強姦の被害者が虚偽証言を告白し、再審無罪判決

2009年に当時10代の女性に性的暴行を加えたとして、強姦などで起訴され、大阪地裁で懲役12年の判決を下された男性の再審で、2015年10月16日、大阪地裁は無罪判決を言い渡した。当初、強姦などの被害を訴えた被害者の女性が、男性の弁護人に証言は嘘であったと告白したことが無罪に繋がったもので、被害者の証言を重視しがちで冤罪を生みやすい性犯罪の捜査・公判の実態が明らかになった。

今回無罪判決が下されたのは、2009年に、大阪府在住の男性が、自宅に同居していた当時10代の女性に対し、2004年と2008年に性的暴行を加えたとして強制わいせつ1件と強姦2件で起訴された事件。同年に第一審の大阪地裁で懲役12年の判決が下された。男性は一貫して否認し、弁護側も最高裁まで争ったが、2011年4月に上告が棄却されて判決が確定し、男性は服役した。

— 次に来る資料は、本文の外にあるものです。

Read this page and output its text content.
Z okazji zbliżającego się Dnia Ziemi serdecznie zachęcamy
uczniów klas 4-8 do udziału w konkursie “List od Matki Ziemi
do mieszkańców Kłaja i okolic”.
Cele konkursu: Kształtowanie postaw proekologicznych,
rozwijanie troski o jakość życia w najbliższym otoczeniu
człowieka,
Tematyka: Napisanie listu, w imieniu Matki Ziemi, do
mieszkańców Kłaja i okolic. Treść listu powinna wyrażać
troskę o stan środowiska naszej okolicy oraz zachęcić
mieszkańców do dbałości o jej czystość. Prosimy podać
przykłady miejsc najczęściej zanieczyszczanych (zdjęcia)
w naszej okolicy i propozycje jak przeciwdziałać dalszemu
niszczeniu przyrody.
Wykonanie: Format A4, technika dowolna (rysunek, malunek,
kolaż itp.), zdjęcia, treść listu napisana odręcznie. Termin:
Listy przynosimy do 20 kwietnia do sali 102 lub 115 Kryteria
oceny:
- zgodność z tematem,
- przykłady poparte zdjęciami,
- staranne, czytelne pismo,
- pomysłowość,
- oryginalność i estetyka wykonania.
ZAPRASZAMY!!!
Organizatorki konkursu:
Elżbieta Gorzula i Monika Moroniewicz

しかし、服役から約3年半経過した2014年11月、男性を告訴した女性が男性の弁護人に「被害証言は嘘であった」と告白した。男性の弁護人からの再審請求を受けた大阪地検は、当時の診療記録に「性的被害の痕跡はない」と書かれていたのを確認。同月18日に男性を釈放した。2015年8月に大阪地裁で始まった再審公判では、検察側は「虚偽を見抜けず服役を余儀なくさせた」と謝罪し、自ら無罪判決を求め、同年10月16日、大阪地裁で無罪判決が言い渡された。芦高源裁判長は言渡し時、「身に覚えのない罪で長期間にわたり自由を奪い、計り知れない苦痛を与えた。裁判官として残念に思う。」「刑事裁判を担当する一人の裁判官として、被告人の言葉に真摯に耳を傾け、十分な審理を尽くしたい。」と述べた。なお、大阪地検が上訴権の放棄を即日申し立てたため、本判決は控訴期限を待たずに無罪が確定している。

男性側は、検察側の捜査や裁判所の訴訟指揮・事実認定の不備を複数指摘しており、今後国家賠償訴訟を提起する予定という。具体的に指摘されているのは以下の点。
・ 第三者が自宅にいる状況で被害に遭ったにも関わらず、「強姦されて泣き叫んだ」とする被害者の証言は明らかに不自然なことや、被害を受けた時期について供述が変遷していると指摘したにもかかわらず、裁判所が「(供述当時)14歳の少女がありもしない強姦の事実をでっちあげることは考えにくい。」として安易に供述の信用性を認めたこと。
・ 控訴審で弁護側が被害女性の診療記録の取り寄せを求めたのに対し、検察は「存在しない」と回答していたこと。
・ 控訴審の大阪高裁も、当時の受診状況を確認するために求めた女性と母親への証人尋問を認めなかったこと。

国家賠償訴訟では、逮捕勾留期間と服役期間を合計した日数に最大で1日1万2500円を掛けた金額が国から補償金として交付される見通し。

客観的に見て、本件は、

・被害者が供述当時14歳の少女(小中学生)であり、周囲の影響を受けやすく証言能力に疑問が残る
・(すべての事件についてではないと推測される)目撃者も少女の兄であり、立場的にも年齢的にも証言能力に疑問が残る(なお、この目撃者も、男性の服役後に目撃証言が虚偽であったと弁護側に供述した)
・被害から告訴まで相当期間が空いている
・明らかな物証がない(実際には不利な証拠を検察が隠していた可能性が高いが)

といった点から、明らかに「筋の悪い」事件であった。

通常はこのような「筋の悪い」事件は不起訴とする検察側や、供述の信用性を重視して判断する裁判所が、このような一見あり得ない誤りを犯した理由は、「家庭内で60代の男性が孫娘ほどの年齢の少女を強姦した」というやや扇情的なストーリーに対し、個々の検察官・裁判官が感情的な反応をしていたことや、同じように感情的に反応した世論に配慮し、無罪を宣告しがたかったことが原因と推測される。

実際、虚偽の供述をした女性は、その理由について「母親に執拗に問い詰められたから。」と述べており、母親と男性の関係を精査するなど、供述の信用性に疑問を挟む契機は十分にあった。ところが、男性が「女性検事は最初から『許さない』と決めつけ、話にならなかった。」と述べたとおり、本来捜査・公判に影響を与えるべきでない個々の検察官・裁判官の感情がそれぞれの判断能力を鈍らせたことや、世論を考慮すれば有罪とするほかないといった結論ありきの姿勢が、本件のような不当判決を導いたものと推測できる。